Os turistas se perderam como sempre aconteciam na antiga medina de Marraquexe; eles conversaram no buffet de café da manhã do hotel Kenzi Rose Garden sobre a pizza de massa fina que provaram na noite anterior e sobre o que ver hoje. Um importante fornecedor de viagens transmitiu uma atualização enfatizando que os destinos turísticos além da zona do terremoto, incluindo a antiga cidade de Fez, o Saara e a cidade de Chefchaouen, com paredes azuis, estavam bem.
Com esse espírito, um funcionário uniformizado do Olinto, um novo retiro luxuoso situado num olival suavemente sussurrante perto de Ouirgane, estava na porta da frente com uma compostura aparentemente perfeita na tarde de terça-feira, apesar de ter passado as últimas noites numa tenda. .
“A melhor maneira de ajudar Marrocos é visitá-lo”, disse José Abete, um americano que abriu o Olinto com o seu parceiro franco-italiano no ano passado. Eles se preparavam para receber os primeiros hóspedes desde o terremoto, que não haviam revisado os planos de permanecer por 16 dias.
Olinto e um hotel vizinho, Domaine Malika, sofreram algumas rachaduras e objetos quebrados.
No Chez Momo II, assim chamado porque o proprietário teve que reconstruir o Chez Momo original para tirá-lo do caminho de uma barragem, o restaurante e dois quartos no andar de cima desabaram no terremoto.
Parecia que um deslizamento de terra havia parado pouco antes da borda da piscina. No lobby, as pinturas, as tradicionais portas Amazigh e os objetos vintage que o proprietário, Sr. Mouden, colecionou carinhosamente ao longo dos anos, estavam pendurados tortos.
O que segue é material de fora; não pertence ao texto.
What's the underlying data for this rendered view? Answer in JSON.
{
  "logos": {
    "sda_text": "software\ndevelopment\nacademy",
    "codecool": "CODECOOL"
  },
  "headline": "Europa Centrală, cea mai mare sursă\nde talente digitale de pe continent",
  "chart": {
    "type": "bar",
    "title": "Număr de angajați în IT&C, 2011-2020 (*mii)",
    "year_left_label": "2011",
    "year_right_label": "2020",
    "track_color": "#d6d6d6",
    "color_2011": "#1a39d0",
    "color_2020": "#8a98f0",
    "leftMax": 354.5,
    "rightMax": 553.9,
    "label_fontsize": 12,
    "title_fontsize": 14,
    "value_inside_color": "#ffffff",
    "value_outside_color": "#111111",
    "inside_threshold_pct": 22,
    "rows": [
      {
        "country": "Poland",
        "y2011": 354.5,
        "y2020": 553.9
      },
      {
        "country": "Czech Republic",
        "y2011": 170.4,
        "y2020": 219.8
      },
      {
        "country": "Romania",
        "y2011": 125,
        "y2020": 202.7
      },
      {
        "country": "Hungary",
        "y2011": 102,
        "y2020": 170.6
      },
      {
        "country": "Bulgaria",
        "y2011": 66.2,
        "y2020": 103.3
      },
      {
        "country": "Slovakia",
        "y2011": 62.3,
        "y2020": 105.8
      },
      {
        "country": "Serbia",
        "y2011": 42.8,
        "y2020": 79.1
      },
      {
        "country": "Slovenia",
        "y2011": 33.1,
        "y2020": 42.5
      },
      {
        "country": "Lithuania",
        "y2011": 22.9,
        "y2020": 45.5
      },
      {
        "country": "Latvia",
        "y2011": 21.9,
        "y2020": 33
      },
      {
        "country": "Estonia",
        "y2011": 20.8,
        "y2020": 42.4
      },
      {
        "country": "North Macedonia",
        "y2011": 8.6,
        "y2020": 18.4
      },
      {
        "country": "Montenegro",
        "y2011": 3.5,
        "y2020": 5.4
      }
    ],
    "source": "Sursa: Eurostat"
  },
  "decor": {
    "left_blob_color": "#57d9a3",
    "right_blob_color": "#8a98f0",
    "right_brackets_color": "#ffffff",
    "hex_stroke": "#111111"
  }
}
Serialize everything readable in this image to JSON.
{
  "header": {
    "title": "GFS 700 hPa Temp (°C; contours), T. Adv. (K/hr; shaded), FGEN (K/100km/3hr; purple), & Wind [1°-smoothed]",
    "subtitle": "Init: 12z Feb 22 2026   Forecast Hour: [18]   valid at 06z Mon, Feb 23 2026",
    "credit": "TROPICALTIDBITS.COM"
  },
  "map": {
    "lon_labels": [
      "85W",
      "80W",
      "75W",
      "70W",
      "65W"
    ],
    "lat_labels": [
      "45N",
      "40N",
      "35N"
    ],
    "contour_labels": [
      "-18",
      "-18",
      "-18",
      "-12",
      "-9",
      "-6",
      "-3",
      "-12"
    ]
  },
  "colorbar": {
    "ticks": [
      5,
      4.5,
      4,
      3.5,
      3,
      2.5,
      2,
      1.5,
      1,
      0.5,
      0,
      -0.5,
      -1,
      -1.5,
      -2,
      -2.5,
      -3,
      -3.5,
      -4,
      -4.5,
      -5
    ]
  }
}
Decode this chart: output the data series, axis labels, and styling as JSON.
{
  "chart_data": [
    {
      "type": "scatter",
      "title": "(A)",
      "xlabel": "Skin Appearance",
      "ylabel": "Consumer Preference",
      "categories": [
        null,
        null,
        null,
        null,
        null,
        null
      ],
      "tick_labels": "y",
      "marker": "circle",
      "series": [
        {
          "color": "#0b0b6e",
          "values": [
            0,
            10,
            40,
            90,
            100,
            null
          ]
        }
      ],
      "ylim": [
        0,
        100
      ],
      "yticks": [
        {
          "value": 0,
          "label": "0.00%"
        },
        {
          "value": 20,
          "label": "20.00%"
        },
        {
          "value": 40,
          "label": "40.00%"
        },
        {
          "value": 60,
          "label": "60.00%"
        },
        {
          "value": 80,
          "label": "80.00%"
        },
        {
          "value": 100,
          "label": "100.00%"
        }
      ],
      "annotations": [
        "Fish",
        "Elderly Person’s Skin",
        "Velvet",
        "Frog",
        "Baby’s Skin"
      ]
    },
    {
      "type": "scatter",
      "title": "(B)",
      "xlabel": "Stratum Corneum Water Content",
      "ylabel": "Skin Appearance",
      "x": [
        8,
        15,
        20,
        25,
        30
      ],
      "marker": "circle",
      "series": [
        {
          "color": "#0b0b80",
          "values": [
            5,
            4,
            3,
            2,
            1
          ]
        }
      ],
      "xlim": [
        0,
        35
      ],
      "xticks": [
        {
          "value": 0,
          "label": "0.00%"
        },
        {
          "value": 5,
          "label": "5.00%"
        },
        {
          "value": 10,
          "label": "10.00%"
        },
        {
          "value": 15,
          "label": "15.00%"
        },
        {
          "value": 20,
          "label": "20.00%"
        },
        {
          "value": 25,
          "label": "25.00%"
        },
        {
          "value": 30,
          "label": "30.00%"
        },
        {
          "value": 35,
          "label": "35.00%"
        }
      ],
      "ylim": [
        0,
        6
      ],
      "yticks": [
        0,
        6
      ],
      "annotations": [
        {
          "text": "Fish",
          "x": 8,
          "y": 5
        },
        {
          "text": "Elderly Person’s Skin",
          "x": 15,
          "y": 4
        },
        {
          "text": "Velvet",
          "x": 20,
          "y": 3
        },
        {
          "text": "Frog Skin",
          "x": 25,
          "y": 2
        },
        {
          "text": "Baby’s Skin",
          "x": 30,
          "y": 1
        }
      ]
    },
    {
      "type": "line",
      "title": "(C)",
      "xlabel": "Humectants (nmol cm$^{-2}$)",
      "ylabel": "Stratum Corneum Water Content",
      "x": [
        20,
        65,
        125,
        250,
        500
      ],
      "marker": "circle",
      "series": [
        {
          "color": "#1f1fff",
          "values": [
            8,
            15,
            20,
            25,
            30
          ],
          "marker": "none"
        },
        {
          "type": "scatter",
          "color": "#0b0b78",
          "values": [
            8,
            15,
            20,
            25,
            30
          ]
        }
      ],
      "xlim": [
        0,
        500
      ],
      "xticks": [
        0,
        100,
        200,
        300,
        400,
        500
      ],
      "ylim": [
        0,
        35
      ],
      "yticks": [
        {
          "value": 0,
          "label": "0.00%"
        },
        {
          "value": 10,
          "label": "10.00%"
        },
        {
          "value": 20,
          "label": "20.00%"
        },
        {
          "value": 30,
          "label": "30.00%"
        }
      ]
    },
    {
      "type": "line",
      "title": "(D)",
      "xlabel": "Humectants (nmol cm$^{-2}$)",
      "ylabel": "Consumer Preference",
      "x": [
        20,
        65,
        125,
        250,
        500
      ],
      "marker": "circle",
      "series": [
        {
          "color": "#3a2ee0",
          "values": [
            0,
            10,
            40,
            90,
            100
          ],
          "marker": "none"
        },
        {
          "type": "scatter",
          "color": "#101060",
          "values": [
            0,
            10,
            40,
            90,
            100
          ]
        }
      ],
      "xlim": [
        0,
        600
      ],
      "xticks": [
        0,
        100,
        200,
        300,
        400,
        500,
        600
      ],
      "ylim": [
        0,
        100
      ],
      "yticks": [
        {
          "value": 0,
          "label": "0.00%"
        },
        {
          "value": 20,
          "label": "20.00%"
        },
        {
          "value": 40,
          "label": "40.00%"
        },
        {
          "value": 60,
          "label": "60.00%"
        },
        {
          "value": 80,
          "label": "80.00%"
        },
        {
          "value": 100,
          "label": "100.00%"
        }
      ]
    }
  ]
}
Mouden, 45 anos, estava ocupado na terça-feira servindo chá às pessoas que passavam e entregando suprimentos doados em Ouirgane – sua cidade natal. Ele estava optimista quanto ao facto de o governo ajudar a financiar a reconstrução, dada a importância local do turismo.
“Já que todos estão prejudicados, por que eu deveria me sentir mal com isso? De qualquer forma, gosto de construir”, disse ele. “Havia Momo I, houve Momo II e agora haverá um Momo III.”
Yassine Oulhiq e Matthew Mpoke Bigg relatórios contribuídos.